Hello. I got same error on Centos 8-stream and Fedora 37, if token has only Private key and Certificate, without Public key: debug1: identity file 'pkcs11:?module-path=/usr/lib64/libeToken.so' from pkcs#11 debug1: pkcs11_add_provider_by_uri: called, provider_uri = pkcs11:?module-path=/usr/lib64/libeToken.so debug1: provider /usr/lib64/libeToken.so: manufacturerID <SafeNet, Inc.> cryptokiVersion 2.20 libraryDescription <SafeNet eToken PKCS#11> libraryVersion 10.8 debug1: provider pkcs11:?module-path=/usr/lib64/libeToken.so slot 0: label <Abcd Efgh> manufacturerID <SafeNet, Inc.> model <eToken> serial <0111a11b> flags 0x60d invalid attribute length failed to fetch key I made a small patch (for centos 8-stream openssh-8.0): @@ -1082,8 +1082,7 @@ * ensure that none of the others are zero length. * XXX assumes CKA_ID is always first. */ - if (cert_attr[1].ulValueLen == 0 || - cert_attr[2].ulValueLen == 0 || + if (cert_attr[2].ulValueLen == 0 || cert_attr[3].ulValueLen == 0) { error("invalid attribute length"); return (NULL); Now, it works as expected.

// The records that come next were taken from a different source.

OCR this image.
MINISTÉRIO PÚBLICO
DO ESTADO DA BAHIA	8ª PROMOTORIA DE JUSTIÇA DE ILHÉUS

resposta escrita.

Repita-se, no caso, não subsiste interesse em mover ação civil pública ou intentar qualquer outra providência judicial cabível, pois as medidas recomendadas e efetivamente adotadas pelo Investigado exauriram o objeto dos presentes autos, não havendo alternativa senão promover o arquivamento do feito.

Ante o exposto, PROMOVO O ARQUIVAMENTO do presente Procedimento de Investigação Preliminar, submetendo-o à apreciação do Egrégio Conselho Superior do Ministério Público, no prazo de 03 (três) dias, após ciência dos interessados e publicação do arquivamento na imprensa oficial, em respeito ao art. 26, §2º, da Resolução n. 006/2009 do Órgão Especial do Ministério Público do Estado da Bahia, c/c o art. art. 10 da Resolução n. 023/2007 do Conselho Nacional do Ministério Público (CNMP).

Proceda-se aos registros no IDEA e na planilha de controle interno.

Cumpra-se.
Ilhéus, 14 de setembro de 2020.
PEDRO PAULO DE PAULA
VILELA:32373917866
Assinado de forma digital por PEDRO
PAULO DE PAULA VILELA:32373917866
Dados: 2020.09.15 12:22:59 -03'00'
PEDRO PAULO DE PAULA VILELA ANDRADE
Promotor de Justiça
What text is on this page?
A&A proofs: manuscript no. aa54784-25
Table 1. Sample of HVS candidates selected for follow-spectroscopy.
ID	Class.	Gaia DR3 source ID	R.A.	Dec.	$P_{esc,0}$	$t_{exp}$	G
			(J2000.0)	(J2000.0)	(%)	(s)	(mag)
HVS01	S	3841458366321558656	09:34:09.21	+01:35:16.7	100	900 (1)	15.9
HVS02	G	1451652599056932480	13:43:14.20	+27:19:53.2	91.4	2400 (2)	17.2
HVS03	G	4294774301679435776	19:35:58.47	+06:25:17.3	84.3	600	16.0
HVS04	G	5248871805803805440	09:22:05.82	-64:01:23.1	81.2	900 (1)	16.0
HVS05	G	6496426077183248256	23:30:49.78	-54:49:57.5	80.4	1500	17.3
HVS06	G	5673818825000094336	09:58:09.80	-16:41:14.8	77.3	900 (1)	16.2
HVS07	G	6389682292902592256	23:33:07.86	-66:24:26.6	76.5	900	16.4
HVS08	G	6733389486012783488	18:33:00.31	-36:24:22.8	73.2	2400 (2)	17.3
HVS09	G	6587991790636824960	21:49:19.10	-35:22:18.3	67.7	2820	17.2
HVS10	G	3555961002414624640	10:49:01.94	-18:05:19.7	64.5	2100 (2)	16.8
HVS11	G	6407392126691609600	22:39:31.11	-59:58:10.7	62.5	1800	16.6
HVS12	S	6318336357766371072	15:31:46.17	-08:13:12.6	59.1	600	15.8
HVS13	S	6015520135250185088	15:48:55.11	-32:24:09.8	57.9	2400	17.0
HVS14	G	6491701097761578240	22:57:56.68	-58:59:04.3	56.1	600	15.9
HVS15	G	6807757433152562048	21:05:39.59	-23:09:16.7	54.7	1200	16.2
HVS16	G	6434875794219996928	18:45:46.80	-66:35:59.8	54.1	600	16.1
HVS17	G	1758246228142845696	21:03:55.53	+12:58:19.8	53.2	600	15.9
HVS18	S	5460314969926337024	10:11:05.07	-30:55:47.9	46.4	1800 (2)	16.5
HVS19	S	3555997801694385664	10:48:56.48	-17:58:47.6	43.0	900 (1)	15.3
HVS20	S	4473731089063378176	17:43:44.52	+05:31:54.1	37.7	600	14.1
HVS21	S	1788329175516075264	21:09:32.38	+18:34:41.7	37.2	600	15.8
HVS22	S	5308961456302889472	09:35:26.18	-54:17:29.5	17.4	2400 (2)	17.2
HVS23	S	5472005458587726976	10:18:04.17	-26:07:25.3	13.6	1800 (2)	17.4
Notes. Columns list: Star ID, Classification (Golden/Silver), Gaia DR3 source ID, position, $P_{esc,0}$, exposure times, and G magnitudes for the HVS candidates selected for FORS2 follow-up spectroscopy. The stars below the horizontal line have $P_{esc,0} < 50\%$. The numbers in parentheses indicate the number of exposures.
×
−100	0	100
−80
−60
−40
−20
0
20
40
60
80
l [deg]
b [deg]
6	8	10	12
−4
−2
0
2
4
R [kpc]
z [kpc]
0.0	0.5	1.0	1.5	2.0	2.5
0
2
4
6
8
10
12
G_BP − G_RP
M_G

(In reply to Max P from comment #6) > Hello. I got same error on Centos 8-stream and Fedora 37, if token has only > Private key and Certificate, without Public key: > > debug1: identity file 'pkcs11:?module-path=/usr/lib64/libeToken.so' from > pkcs#11 > debug1: pkcs11_add_provider_by_uri: called, provider_uri = > pkcs11:?module-path=/usr/lib64/libeToken.so > debug1: provider /usr/lib64/libeToken.so: manufacturerID <SafeNet, Inc.> > cryptokiVersion 2.20 libraryDescription <SafeNet eToken PKCS#11> > libraryVersion 10.8 > debug1: provider pkcs11:?module-path=/usr/lib64/libeToken.so slot 0: label > <Abcd Efgh> manufacturerID <SafeNet, Inc.> model <eToken> serial <0111a11b> > flags 0x60d > invalid attribute length > failed to fetch key > > I made a small patch (for centos 8-stream openssh-8.0): > > @@ -1082,8 +1082,7 @@ > * ensure that none of the others are zero length. > * XXX assumes CKA_ID is always first. > */ > - if (cert_attr[1].ulValueLen == 0 || > - cert_attr[2].ulValueLen == 0 || > + if (cert_attr[2].ulValueLen == 0 || > cert_attr[3].ulValueLen == 0) { > error("invalid attribute length"); > return (NULL); > > Now, it works as expected. Please, open an bug for RHEL8 so this can be handled in RHEL8 too. Using clone button above should do that.